5. Affiliative leadership style
The saying “people come first” sums up this particular style of leadership. Affiliative leaders pay attention to and support the emotional needs of their team members. They try to create a connection between them and their team. Ultimately, taking this leadership style encourages harmony, employee engagement, and collaborative relationships. It is especially beneficial when it comes to resolving conflict in the workplace or reassuring stressed team members.
6. Pacesetting leadership style
Leaders who take this attitude are very driven and set the bar high. Their approach pushes employees hard and fast so as to meet the company targets. It is an effective leadership style for getting things done, but at the same time it can be problematic. Even highly motivated employees could struggle to work effectively under that amount of pressure. Being flexible in your leadership may be the best way to engage with your team.
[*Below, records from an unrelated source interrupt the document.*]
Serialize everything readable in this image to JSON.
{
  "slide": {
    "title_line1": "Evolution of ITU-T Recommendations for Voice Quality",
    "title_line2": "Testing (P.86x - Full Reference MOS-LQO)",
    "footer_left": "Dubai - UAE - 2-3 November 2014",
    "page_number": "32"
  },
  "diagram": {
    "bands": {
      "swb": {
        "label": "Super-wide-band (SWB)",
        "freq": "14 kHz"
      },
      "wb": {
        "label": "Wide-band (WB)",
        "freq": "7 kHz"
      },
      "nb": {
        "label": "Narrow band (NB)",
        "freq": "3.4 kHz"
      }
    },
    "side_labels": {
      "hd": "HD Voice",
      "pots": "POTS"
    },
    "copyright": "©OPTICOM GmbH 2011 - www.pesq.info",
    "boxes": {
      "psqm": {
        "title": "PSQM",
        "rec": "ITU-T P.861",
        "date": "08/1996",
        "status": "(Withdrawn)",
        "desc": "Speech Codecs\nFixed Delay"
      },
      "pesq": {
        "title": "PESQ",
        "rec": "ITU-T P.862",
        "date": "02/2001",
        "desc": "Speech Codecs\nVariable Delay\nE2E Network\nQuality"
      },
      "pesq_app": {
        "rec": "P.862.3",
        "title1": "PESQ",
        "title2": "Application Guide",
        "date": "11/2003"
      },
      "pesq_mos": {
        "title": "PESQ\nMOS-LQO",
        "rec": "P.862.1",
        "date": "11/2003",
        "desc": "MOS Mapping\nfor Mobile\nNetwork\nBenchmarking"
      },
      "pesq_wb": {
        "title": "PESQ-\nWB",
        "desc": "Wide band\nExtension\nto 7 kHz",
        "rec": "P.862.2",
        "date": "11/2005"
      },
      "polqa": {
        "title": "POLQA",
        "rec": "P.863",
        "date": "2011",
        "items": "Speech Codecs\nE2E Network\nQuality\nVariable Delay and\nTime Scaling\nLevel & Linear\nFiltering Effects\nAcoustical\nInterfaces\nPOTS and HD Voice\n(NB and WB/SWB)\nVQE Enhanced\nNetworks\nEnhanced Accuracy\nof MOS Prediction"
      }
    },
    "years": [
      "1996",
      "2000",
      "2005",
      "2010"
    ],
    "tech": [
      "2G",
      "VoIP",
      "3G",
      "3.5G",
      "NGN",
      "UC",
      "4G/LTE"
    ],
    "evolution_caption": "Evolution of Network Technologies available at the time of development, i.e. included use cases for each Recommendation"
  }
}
Does that mean you should avoid this leadership style altogether? Not quite. If you are an energetic entrepreneur working with a like-minded team, this style may suit you all. Even so, it is not a great idea to stick with this approach for long periods, as it can create stress and lead to burn out.
Choosing a different leadership style
So far, we have given you an overview of the different leadership styles that are available. Each on has its pros and cons. Some may boost employee engagement or help to facilitate team meetings, whereas others might detract from team unity or add to employee unhappiness.
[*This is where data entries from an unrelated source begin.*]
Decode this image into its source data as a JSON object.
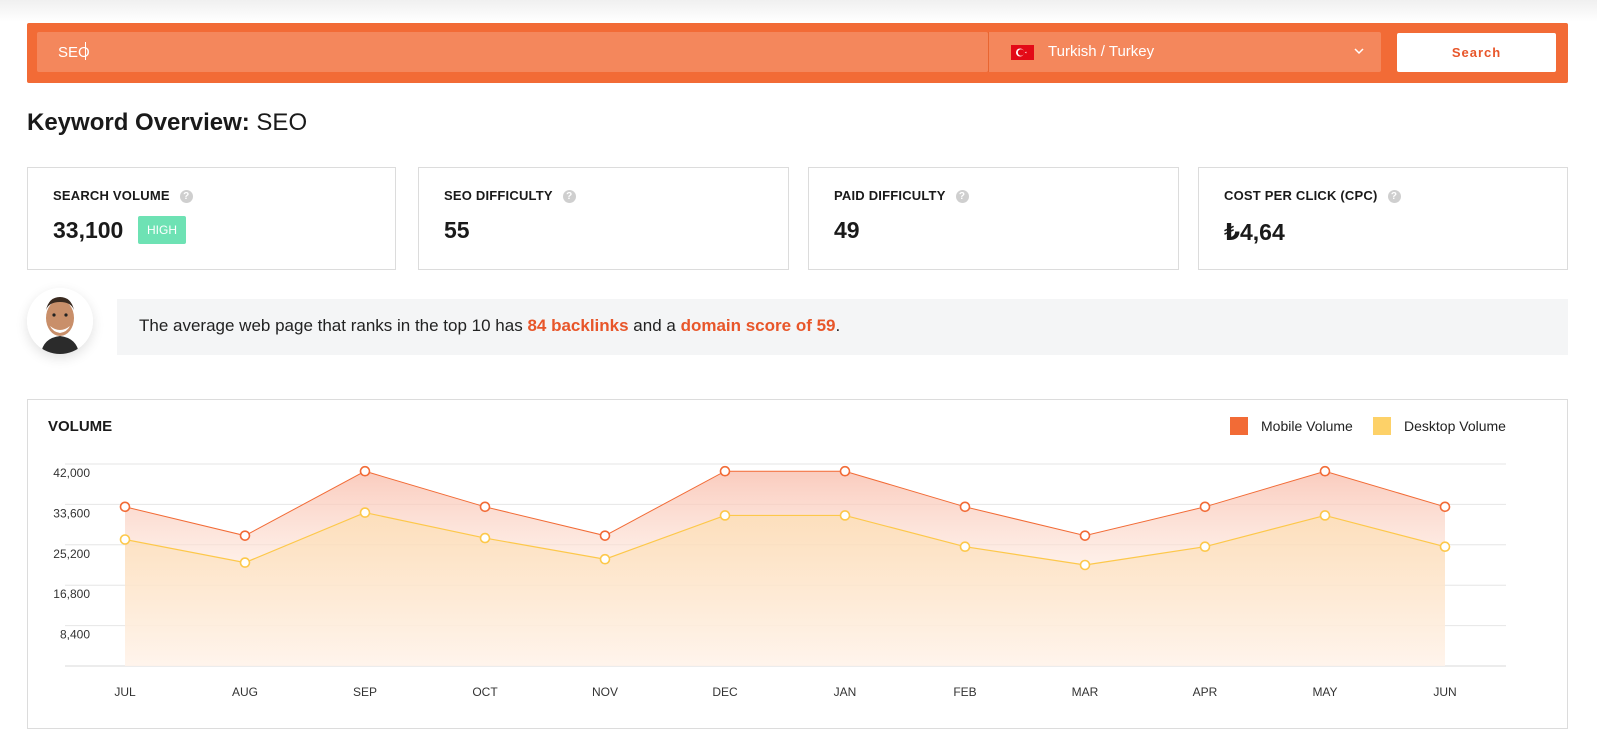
{
  "search": {
    "keyword": "SEO",
    "language": "Turkish / Turkey",
    "button_label": "Search"
  },
  "title": {
    "prefix": "Keyword Overview:",
    "keyword": "SEO"
  },
  "metrics": {
    "search_volume": {
      "label": "SEARCH VOLUME",
      "value": "33,100",
      "badge": "HIGH"
    },
    "seo_difficulty": {
      "label": "SEO DIFFICULTY",
      "value": "55"
    },
    "paid_difficulty": {
      "label": "PAID DIFFICULTY",
      "value": "49"
    },
    "cpc": {
      "label": "COST PER CLICK (CPC)",
      "value": "₺4,64"
    }
  },
  "tip": {
    "text_before": "The average web page that ranks in the top 10 has ",
    "backlinks": "84 backlinks",
    "text_middle": " and a ",
    "domain_score": "domain score of 59",
    "text_after": "."
  },
  "colors": {
    "brand_orange": "#f26b36",
    "mobile": "#f26b36",
    "desktop": "#fdd168",
    "badge_green": "#6ee2b4"
  },
  "chart_data": {
    "type": "area",
    "title": "VOLUME",
    "categories": [
      "JUL",
      "AUG",
      "SEP",
      "OCT",
      "NOV",
      "DEC",
      "JAN",
      "FEB",
      "MAR",
      "APR",
      "MAY",
      "JUN"
    ],
    "series": [
      {
        "name": "Mobile Volume",
        "values": [
          33100,
          27100,
          40500,
          33100,
          27100,
          40500,
          40500,
          33100,
          27100,
          33100,
          40500,
          33100
        ]
      },
      {
        "name": "Desktop Volume",
        "values": [
          26300,
          21500,
          31900,
          26600,
          22200,
          31300,
          31300,
          24800,
          21000,
          24800,
          31300,
          24800
        ]
      }
    ],
    "y_ticks": [
      "8,400",
      "16,800",
      "25,200",
      "33,600",
      "42,000"
    ],
    "ylim": [
      0,
      42000
    ],
    "grid": true,
    "legend_position": "top-right"
  }
}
Develop a signature style, but you should also make use of useful leadership qualities from other styles depending on the situation. The most effective leaders are able to adapt their approach and know when and where to apply each one. So, how do you reach this point?
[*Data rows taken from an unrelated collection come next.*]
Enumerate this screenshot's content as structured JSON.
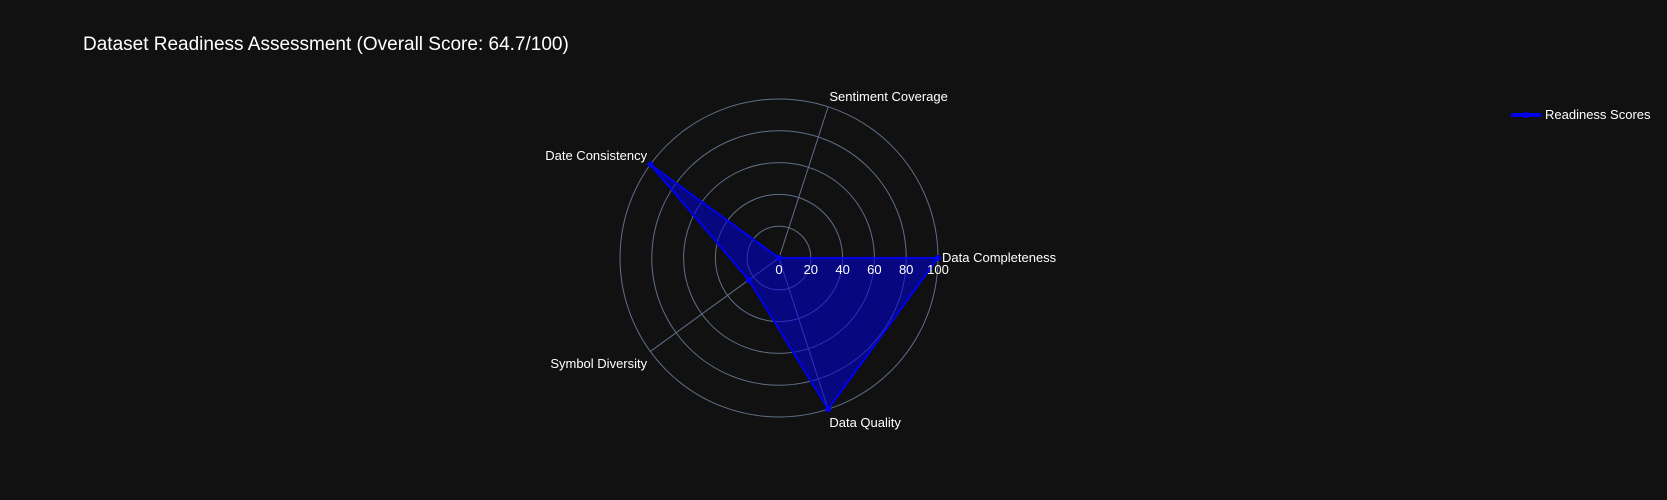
{
  "chart_data": {
    "type": "radar",
    "title": "Dataset Readiness Assessment (Overall Score: 64.7/100)",
    "categories": [
      "Data Completeness",
      "Sentiment Coverage",
      "Date Consistency",
      "Symbol Diversity",
      "Data Quality"
    ],
    "series": [
      {
        "name": "Readiness Scores",
        "values": [
          100,
          0,
          100,
          23.5,
          100
        ],
        "color": "#0000ee",
        "fill": "rgba(0, 0, 220, 0.55)"
      }
    ],
    "radial_ticks": [
      "0",
      "20",
      "40",
      "60",
      "80",
      "100"
    ],
    "range": [
      0,
      100
    ],
    "grid": true,
    "legend_position": "top-right",
    "colors": {
      "background": "#111111",
      "grid": "#5f6f87",
      "text": "#ffffff"
    }
  }
}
Know yourself. Start by learning what your dominant leadership style is. Then, ask trusted colleagues to describe the strengths of your technique. Once you know your strengths, start to familiarise yourself with the different leadership styles. Understanding the various leadership methods, and how yours fits into them, will help you to become a better leader. For example, maybe the liberating structures of a democratic style can be applied so that your employees feel empowered to participate in team meetings.
Practice. Be genuine with the approaches you use. Changing leadership style can be a challenge for even the best team leader. Don’t abandon who you are, but practice the qualities you want to add to your roster until they become natural. The best leadership style often comes naturally to you and sometimes just needs tweaking a little. Small changes can help you to evolve and gain your employees’ trust and loyalty.
Stay agile. The traditional leadership styles still have some relevance in the modern workplace. However, new leadership approaches need to be integrated in order to keep pace with other companies. By staying agile, you allow yourself to adapt to a changing workplace, which in turn leads creates the best working environment for employees.
Strengthening different leadership styles
It is important to recognise and understand different leadership styles, as well as their best uses. Leadership is about using strengths to inspire and motivate others. Leadership coaching can help you to understand alternative approaches and strengthen your own. The best of these courses will teach you about human behaviour, but also will raise your own self-awareness and will offer chances to practice too.